Claire Benveniste,  Fondamentaux ou fondements ?,  Numéro 31

Des « fondamentaux »
 dans et pour
 la formation des
enseignants ?

La centration du discours officiel sur la question des « savoirs fondamentaux » traitée dans ce dossier soulève au moins deux questions concernant la formation des enseignants. D’une part, il s’agit de se demander si et comment ces priorités politiques impactent les programmes de formation. D’autre part, il semble nécessaire de réfléchir à ce que pourraient être les fondements d’une formation qui réponde aux enjeux de démocratisation de l’accès aux savoirs.

La formation des enseignants, rouage des politiques éducatives ?

Lorsque l’on s’intéresse à la genèse, aux évolutions et aux impacts des politiques éducatives comme c’est le cas dans ce numéro à propos de la question des « fondamentaux », il semble nécessaire de questionner la place des institutions de formation des enseignants du primaire dans ces processus. Le ministère de l’éducation nationale (MEN) affiche en effet régulièrement la formation des enseignants comme un rouage de la mise en œuvre des politiques éducatives. En mars 2014, une infographie du MEN sur « l’École de la Refondation » affiche la « reconstruction de la formation des enseignants » comme une roue dentée faisant partie de l’engrenage conduisant à la réduction des inégalités socio-scolaires. Plus récemment en 2023, le « renforcement de la formation initiale dans les domaines fondamentaux » est annoncé comme une politique mise en œuvre pour « améliorer le niveau des élèves dans les savoirs fondamentaux » et « agir contre les inégalités »1. Si cette image de la formation conçue comme un rouage de la mise en œuvre des politiques éducatives ministérielles peut s’entendre concernant les plans de formation continue des enseignants (conçus et mis en œuvre au niveau académique par des décideurs et des formateurs relevant du MEN), elle mérite d’être questionnée concernant la formation initiale.
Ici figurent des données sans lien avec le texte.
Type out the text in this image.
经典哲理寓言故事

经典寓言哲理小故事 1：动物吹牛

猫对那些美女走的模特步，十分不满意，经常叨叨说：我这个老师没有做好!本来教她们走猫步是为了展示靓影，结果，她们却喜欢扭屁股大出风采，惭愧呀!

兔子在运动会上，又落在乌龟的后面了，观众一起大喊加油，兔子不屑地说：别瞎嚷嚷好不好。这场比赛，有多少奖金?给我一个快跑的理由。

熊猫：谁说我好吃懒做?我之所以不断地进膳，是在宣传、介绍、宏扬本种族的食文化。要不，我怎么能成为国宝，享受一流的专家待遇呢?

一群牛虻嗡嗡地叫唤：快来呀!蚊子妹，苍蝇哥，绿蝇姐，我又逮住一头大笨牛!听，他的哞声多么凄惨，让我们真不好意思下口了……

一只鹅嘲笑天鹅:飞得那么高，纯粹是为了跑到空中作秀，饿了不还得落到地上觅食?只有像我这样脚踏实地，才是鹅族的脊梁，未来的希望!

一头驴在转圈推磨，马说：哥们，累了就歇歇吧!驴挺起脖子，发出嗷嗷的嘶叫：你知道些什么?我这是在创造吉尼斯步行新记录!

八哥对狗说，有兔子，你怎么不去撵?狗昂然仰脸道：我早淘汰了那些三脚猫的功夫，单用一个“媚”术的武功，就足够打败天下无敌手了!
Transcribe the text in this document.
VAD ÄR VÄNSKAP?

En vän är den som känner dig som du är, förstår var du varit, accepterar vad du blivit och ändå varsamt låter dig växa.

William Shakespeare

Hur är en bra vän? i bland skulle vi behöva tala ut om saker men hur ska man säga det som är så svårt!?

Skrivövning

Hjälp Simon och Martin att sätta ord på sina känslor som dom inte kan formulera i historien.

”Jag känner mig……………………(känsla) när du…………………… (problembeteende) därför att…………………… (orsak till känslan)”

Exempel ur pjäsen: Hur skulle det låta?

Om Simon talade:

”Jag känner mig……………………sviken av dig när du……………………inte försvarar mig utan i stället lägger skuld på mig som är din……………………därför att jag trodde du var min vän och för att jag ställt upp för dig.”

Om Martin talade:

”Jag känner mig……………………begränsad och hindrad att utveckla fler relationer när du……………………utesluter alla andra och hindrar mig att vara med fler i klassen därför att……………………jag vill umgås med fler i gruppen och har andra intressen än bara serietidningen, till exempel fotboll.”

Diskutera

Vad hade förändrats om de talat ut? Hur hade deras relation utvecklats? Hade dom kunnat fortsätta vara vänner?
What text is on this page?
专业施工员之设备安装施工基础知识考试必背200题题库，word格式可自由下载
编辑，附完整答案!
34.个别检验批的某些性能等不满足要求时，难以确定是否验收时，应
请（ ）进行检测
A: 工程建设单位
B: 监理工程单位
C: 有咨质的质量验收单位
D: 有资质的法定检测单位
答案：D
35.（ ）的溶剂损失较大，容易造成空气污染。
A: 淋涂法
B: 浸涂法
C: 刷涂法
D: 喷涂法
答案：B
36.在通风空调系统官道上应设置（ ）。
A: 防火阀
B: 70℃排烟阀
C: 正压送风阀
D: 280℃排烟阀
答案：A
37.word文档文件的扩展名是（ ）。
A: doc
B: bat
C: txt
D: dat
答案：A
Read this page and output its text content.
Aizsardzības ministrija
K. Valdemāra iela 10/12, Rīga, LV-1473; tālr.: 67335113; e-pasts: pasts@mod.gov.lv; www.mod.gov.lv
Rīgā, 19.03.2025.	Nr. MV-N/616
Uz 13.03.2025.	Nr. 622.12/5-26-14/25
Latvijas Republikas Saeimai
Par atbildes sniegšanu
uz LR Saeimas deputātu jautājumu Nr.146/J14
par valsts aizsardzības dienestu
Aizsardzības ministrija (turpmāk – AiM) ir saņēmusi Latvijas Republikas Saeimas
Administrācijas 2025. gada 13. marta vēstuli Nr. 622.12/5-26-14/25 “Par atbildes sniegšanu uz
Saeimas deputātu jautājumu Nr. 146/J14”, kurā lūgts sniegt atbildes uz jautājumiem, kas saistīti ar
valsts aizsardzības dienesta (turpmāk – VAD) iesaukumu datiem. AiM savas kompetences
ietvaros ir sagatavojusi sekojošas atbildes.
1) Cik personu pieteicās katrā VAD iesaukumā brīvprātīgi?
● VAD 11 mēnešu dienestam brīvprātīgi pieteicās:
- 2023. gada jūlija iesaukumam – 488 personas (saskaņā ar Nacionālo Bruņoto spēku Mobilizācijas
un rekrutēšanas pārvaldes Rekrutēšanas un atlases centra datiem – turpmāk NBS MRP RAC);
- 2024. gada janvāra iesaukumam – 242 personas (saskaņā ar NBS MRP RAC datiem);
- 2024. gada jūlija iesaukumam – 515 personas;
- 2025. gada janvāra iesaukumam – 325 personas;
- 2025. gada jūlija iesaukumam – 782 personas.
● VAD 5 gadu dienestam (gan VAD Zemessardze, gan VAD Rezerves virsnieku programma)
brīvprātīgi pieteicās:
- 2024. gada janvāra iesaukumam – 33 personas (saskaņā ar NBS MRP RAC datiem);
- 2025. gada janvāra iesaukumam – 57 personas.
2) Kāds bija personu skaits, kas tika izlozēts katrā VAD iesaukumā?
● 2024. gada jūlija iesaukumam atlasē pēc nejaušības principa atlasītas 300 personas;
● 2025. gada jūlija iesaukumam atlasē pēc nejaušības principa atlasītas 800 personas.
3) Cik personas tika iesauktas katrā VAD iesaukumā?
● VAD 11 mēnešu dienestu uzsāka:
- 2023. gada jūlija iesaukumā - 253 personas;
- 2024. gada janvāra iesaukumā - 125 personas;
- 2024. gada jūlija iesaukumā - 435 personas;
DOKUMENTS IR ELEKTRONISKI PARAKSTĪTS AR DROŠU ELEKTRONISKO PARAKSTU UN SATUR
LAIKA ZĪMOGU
À l’issue d’un processus d’universitarisation des métiers de l’éducation et du soin amorcé dans les années 1980, les institutions de formation initiale – nommées Éspé lors de nos premières enquêtes, et désormais Inspé – sont aujourd’hui des composantes intégrées aux universités, délivrant un master MEEF Métiers de l’enseignement, de l’éducation et de la formation (ou un DIU pour les lauréats des concours déjà titulaires d’un master). Les formateurs universitaires bénéficient à ce titre d’une liberté académique qui « leur assure, dans l’exercice de leurs fonctions d’enseignement et de recherche, la possibilité de s’exprimer librement et leur garantit une indépendance2 ». Ils ne sont donc pas tenus de répercuter les directives ministérielles dans les contenus de leurs formations, même s’ils ne sont pas toujours spécialistes des problématiques éducatives et des savoirs critiques des politiques publiques permettant de les questionner. En annonçant récemment le déplacement du concours de recrutement des enseignants de la fin du master à la fin de la licence, le Ministère de l’Éducation Nationale a d’ailleurs affirmé qu’il exercerait un contrôle plus grand sur les programmes de formation des enseignants, risquant de contrevenir à cette liberté académique (d’où peut-être les hésitations actuelles du ministère quant à la dimension universitaire des futurs masters destinés à accueillir les lauréats des concours de recrutement).

Par ailleurs, les formateurs non-universitaires aux statuts variés qui interviennent massivement dans la formation des enseignants (professeurs agrégés et certifiés, professeurs du premier degré, à temps plein à l’Inspé ou en temps partagé), peuvent adopter des postures critiques des orientations des politiques éducatives même s’ils dépendent statutairement du MEN. Pourtant, nous avons pu montrer à partir d’une enquête portant sur 16 Éspé, que les programmes et les contenus de formation initiale reflètent les évolutions des politiques éducatives concernant la prise en charge des difficultés scolaires et la lutte contre les inégalités, avec une dé-sociologisation et une individualisation des difficultés d’apprentissage dans l’offre de formation initiale des enseignants du premier degré3. Alors qu’en est-il concernant la place des « fondamentaux : lire, écrire, compter, respecter autrui4 » dans la formation des enseignants ?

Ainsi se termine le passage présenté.